Nafal letokho shor heresh, choteh vekatan - S'il y tombe un taureau sourd, fou ou petit :
Le propriétaire du puits n'est pas responsable pour n'importe quel taureau. La Michna parle d'un taureau qui est limité d'une façon ou d'une autre, qui n'est pas préparé à affronter les dangers de l'environnement où se trouvent des puits : sourd ou aveugle, fou, c'est-à-dire un taureau dément, et petit, un taureau qui n'a pas encore appris à se diriger, à labourer et autres tâches semblables. Pour ces animaux, le creuseur est responsable, car c'est à cause de lui que l'animal a été blessé ou est mort. Cependant, de la précision des termes de la Michna, il ressort que s'il s'agit d'un taureau normal, en bonne santé et adulte, qui erre, tombe dans le puits et se blesse, le propriétaire du puits est considéré comme victime d'un cas de force majeure et est exempté, car le taureau aurait dû faire attention, et il n'est pas dans l'habitude des taureaux d'entrer dans des puits et d'y tomber.
Cependant, lorsque l'animal a une bonne raison de ne pas savoir où il va, par exemple s'il est sourd, fou ou petit, s'il s'agit d'un animal limité ou dépourvu d'intelligence, ou si la chute s'est produite de nuit et qu'il ne pouvait voir où il posait les pattes, ou encore si le propriétaire du puits a placé une couverture défectueuse créant pour lui une sorte de piège, même pour un animal en bonne santé qui y serait tombé, le creuseur est totalement responsable. Car il n'y a pas lieu d'invoquer un cas de force majeure : comment l'animal pourrait-il se prémunir d'une chute dans l'obscurité ou d'un piège qui lui a été tendu ?

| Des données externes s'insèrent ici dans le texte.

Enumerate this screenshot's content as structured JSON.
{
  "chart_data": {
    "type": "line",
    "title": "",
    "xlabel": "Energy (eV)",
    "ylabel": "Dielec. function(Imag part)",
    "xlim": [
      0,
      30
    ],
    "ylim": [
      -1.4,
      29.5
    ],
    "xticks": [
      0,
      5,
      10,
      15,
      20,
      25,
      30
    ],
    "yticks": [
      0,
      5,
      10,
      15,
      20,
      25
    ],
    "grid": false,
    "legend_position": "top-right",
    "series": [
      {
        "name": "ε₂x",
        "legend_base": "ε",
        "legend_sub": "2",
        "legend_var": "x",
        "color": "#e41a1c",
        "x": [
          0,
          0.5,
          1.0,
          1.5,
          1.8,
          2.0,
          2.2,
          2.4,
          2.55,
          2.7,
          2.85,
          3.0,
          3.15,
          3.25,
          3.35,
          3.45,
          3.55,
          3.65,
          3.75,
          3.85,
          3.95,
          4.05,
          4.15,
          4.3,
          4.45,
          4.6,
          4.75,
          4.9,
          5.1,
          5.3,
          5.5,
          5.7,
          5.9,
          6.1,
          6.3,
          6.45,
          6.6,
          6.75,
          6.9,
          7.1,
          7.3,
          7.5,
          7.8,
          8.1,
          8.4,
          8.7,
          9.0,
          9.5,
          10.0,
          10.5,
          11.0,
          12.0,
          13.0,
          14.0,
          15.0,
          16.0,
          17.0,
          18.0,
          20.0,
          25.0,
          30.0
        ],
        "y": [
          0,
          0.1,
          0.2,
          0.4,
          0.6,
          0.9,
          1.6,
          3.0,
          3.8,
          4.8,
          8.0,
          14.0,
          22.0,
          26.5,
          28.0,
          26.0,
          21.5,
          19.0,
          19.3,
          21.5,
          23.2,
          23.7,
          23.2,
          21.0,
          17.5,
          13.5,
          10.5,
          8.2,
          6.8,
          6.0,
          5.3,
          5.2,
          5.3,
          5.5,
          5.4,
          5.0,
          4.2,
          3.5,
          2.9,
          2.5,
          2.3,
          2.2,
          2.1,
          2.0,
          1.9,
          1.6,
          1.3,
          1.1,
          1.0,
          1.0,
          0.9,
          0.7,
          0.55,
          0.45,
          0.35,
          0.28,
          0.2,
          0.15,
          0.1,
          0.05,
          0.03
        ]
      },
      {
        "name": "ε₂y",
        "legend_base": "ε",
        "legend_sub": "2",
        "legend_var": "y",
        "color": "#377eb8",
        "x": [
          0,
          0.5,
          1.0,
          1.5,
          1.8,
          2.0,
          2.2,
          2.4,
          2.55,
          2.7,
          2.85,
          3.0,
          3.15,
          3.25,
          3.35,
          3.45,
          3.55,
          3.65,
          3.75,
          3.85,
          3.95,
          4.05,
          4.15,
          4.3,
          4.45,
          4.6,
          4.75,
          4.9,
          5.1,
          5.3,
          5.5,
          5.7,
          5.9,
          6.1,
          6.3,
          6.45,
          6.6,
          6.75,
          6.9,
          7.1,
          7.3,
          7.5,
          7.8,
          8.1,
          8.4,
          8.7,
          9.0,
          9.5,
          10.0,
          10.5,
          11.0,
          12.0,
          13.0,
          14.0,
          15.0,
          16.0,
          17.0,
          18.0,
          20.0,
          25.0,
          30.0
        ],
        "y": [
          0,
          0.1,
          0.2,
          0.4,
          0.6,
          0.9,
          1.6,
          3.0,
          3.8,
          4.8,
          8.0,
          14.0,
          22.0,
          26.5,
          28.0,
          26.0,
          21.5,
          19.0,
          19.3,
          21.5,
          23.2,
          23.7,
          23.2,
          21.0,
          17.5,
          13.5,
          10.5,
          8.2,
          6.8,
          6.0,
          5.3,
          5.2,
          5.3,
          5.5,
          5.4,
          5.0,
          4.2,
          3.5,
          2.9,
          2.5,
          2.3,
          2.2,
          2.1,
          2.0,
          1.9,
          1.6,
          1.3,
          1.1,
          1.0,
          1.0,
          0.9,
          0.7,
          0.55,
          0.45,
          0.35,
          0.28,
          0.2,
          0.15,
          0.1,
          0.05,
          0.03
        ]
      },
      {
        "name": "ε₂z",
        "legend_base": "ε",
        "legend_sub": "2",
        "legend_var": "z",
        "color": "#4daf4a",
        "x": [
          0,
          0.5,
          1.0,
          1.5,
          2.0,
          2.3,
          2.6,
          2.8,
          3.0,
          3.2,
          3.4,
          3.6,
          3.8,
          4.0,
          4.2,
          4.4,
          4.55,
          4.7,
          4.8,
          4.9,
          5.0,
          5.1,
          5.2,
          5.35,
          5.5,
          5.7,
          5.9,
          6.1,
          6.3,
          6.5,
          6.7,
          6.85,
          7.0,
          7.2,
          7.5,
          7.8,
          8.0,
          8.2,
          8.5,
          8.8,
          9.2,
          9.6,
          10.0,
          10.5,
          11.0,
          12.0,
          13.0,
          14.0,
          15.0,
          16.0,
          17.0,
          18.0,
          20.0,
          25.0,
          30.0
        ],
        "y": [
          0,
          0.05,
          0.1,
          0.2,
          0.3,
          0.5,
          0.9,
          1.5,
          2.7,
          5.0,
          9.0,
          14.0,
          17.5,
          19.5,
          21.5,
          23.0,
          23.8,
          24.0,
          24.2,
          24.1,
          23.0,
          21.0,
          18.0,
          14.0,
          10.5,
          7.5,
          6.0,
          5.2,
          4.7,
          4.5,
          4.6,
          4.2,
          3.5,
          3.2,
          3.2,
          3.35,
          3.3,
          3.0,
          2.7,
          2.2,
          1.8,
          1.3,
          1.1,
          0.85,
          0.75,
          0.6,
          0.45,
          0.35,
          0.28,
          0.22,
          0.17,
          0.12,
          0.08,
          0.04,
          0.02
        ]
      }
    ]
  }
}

Ben o vat, eved o ama, patour - Un fils ou une fille, un serviteur ou une servante, il est exempté :
Puisque nous avons appris que l'on est exempté pour les dommages subis par un être humain, on aurait pu s'interroger sur le statut des mineurs dépourvus de discernement. La Michna répond qu'il n'y a aucune différence même si c'est un petit garçon ou une petite fille qui tombe dans le puits : bien que du point de vue halakhique ils manquent de discernement, en vertu de l'enseignement tiré du verset excluant les êtres humains, le propriétaire du puits en est exempté. La règle est identique pour un serviteur et une servante. Bien que les textes comparent parfois les serviteurs aux animaux, et que le serviteur soit la propriété de son maître, cela ne change rien : dès lors qu'un être humain tombe dans un puits, quand bien même il serait aveugle et ne pourrait s'en rendre compte, le propriétaire du puits est exempté en vertu de l'enseignement tiré du verset.
Pour conclure, il convient de mentionner une controverse intéressante : l'exemption concernant un animal qui aurait dû faire attention s'applique-t-elle spécifiquement lorsque l'animal meurt, ou également lorsqu'il est seulement blessé ? Le Choulhan Aroukh tranche que l'exemption concerne uniquement la mort de l'animal, mais si celui-ci a seulement été blessé, par exemple s'il s'est tordu la patte, le creuseur doit dédommager son propriétaire, car telle est la nature des puits, et l'exemption ne concerne que la mort. Le Rema, en revanche, tranche selon la seconde opinion, selon laquelle on est totalement exempté, même si un animal qui aurait dû faire attention est entré dans le puits qu'il a creusé et s'y est tordu la patte.